Peering

Peering – A cartoon that illustrates the disparity around venture capital funding at the moment.
Venture capital was created to do what banks would not. In the middle of the 20th century, traditional lenders avoided unproven founders, unfamiliar technologies and markets without collateral or predictable cash flows. Venture stepped in as a deliberate alternative, backing ideas that looked unreasonable at first glance but carried the potential to reshape entire industries.
In 2025, that bargain looks increasingly one-sided. U.S. venture deal value reached $339 BN, nearly matching the highs of the last cycle. On the surface, it looks like a recovery, but underneath the concentration is stark. Half of all venture dollars invested this year went into just 0.05% of completed deals.
At the late stage, capital piled into familiar names like OpenAI and Databricks, with multi-billion-dollar rounds absorbing an outsized share of total dollars. But the concentration doesn’t stop there. At earlier stages, companies such as Inflection AI, Adept AI, xAI, and Character.AI raised what would historically be considered growth-stage capital at or near the seed stage. Enormous checks written to a very small number of teams.

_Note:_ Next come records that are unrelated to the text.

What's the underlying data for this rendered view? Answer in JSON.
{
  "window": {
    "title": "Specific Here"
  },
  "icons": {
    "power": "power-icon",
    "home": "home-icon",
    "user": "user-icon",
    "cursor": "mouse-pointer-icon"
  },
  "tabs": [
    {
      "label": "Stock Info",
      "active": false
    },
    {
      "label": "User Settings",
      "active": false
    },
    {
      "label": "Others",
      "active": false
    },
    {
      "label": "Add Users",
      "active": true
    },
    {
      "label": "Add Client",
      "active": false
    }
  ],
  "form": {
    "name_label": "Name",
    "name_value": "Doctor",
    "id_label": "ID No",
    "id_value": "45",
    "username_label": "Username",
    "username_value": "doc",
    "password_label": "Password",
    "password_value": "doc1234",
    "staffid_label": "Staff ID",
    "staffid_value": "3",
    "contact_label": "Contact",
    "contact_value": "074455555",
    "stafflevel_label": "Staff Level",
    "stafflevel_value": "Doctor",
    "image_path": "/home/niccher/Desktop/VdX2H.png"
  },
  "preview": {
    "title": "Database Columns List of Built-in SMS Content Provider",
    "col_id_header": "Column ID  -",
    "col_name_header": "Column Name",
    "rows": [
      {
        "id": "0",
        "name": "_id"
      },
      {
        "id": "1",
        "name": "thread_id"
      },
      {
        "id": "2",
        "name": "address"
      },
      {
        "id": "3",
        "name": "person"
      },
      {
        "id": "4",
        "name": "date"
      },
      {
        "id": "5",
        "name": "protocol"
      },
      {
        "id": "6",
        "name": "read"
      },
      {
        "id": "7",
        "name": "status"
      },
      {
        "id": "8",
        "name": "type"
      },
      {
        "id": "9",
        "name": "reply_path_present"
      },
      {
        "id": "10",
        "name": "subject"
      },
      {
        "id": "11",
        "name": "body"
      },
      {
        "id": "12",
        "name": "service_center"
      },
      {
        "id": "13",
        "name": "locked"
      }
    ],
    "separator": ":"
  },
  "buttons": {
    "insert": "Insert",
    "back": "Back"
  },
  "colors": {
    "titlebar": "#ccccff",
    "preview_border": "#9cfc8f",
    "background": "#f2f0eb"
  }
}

PitchBook data shows that outside AI, dealmaking remains muted. A majority of first-time financings now go to AI companies, not because innovation elsewhere has disappeared, but because capital has converged on a narrow set of narratives and firms. Exit value is still only 34% of its 2021 peak, and fundraising reflects that strain, with new commitments falling to $66 BN as LPs wait for liquidity.
The same dynamic plays out at the firm level. Andreessen Horowitz’s $15 BN fundraise stands in sharp contrast to the struggle faced by emerging managers. The result is an industry where a small group is firmly inside the room, while much of the startup ecosystem stands outside, peering through the blinds at a party they are not invited to.
As Peter Thiel once put it, “brilliant thinking is rare, but courage is in even shorter supply than genius.” If venture capital loses the courage to fund ideas outside today’s consensus winners, it risks becoming as cautious and exclusionary as the banks it was meant to replace.